Naturalmente, España no escapa a la pandemia iconoclasta. Algunos ya proponen hacer caer al gran Almirante de Castilla de sus altísimos pedestales tanto en Barcelona, donde luce frente al Mediterráneo desde 1888, año de la Exposición Universal, como en Madrid, donde preside la Plaza del Descubrimiento, en un feliz diálogo entre el clasicismo del monumento de Arturo Mélida y la propuesta vanguardista de Vaquero Turcios. Otro ejemplar español de la empresa americana, san Junípero Serra, víctima de atentados en diferentes lugares de Estados Unidos, sobre todo, en California, lo acaba de ser también en la capital de su patria chica, Palma de Mallorca. Sobre su efigie, debida a Horacio de Eguía, han pintado la palabra «racista». Es de suponer que el energúmeno, antes de cometer la fechoría, no se preocupó de documentarse acerca de la personalidad de este franciscano ilustrado que no solo se dedicó a la evangelización sino a la protección de los indígenas.

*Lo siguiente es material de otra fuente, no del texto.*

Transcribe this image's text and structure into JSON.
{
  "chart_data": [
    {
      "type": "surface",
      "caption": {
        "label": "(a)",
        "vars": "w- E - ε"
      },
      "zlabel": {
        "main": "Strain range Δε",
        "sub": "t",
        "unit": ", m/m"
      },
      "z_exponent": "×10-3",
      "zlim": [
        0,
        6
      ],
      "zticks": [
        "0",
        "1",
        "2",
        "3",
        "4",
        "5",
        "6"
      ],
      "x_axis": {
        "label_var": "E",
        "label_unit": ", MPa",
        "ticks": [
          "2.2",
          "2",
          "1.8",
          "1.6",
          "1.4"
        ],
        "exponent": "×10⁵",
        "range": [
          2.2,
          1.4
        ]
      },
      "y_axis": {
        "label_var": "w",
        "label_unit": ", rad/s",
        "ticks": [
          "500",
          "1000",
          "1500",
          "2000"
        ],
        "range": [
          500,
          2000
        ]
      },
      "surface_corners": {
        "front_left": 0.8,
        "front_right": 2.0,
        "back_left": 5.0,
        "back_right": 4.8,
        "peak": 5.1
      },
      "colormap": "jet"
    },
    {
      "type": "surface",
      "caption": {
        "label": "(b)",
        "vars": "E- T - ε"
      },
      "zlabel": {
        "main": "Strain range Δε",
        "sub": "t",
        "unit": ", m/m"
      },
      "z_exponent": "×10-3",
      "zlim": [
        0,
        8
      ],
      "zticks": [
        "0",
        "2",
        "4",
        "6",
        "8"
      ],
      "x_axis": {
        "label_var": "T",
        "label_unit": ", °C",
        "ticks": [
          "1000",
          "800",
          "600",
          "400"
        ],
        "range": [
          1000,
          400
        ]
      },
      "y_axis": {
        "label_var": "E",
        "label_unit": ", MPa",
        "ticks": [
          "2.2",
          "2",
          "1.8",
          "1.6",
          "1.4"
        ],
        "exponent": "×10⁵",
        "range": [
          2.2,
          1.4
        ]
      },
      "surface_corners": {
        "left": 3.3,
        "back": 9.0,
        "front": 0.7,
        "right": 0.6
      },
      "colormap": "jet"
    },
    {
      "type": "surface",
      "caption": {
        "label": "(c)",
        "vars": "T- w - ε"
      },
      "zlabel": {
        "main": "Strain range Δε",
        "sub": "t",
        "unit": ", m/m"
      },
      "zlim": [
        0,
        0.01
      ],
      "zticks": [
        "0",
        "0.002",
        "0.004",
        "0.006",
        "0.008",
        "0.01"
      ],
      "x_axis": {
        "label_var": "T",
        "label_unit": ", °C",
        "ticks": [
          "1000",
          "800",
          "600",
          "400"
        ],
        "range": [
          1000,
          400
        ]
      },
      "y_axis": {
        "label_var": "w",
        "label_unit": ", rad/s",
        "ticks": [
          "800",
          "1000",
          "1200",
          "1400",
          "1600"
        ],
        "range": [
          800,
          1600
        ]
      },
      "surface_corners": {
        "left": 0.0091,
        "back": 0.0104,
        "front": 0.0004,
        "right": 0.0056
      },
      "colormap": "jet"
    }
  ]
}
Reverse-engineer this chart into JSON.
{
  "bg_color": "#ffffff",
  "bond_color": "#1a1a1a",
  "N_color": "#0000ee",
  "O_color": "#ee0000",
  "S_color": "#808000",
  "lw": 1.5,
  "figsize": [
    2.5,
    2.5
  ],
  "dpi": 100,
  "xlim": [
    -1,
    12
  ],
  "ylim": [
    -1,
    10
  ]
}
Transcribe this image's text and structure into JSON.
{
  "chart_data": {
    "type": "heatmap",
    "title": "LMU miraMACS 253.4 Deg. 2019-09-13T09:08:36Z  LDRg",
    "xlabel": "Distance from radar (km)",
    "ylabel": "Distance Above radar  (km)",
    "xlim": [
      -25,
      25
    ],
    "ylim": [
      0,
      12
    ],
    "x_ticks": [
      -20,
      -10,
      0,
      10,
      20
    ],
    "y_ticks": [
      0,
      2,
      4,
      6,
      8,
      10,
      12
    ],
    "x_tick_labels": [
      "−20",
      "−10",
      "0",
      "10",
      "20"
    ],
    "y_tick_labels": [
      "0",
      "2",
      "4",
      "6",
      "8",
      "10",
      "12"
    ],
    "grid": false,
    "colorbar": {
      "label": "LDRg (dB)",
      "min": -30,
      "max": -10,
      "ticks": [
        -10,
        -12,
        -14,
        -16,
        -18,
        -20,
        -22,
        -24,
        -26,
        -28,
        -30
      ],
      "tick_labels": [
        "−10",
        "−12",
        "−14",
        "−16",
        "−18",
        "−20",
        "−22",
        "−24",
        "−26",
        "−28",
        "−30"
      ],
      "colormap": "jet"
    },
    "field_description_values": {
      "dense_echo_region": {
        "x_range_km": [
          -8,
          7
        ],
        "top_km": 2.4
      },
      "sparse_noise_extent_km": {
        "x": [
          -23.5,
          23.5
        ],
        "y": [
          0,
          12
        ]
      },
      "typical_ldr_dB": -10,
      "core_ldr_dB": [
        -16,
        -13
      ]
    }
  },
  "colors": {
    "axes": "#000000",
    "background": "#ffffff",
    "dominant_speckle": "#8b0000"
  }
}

Menos mal que ciertos políticos están para ensuciar aún más las cosas. Una concejala mallorquina ha escrito el siguiente tuit: «Las ciudades hablan mediante los nombres de sus calles, monumentos y estatuas. Cuentan una historia política de élites y oligarquías. Los habitantes toman la palabra en San Francisco y tiran la estatua de Junípero Serra. En Palma, pacíficamente, debería ser igual». Como ven, toda una invitación a ejercer el derecho a practicar el delicado arte de la iconoclastia. Y, en fin, subiendo un escalón más en la ignominia y, por supuesto, en la indigencia intelectual, la ministra de Igualdad del actual gobierno se ha negado a condenar el hecho vandálico, porque lo importante –la sintaxis es suya– es «no cometer como sociedad aquello que fueran errores».
A este paso, me temo que cada vez van a ser más las estatuas y monumentos públicos a los que haya que someter a un rígido confinamiento, para protegerlos de un virus más dañino y peligroso que el COVI, el de la estulticia.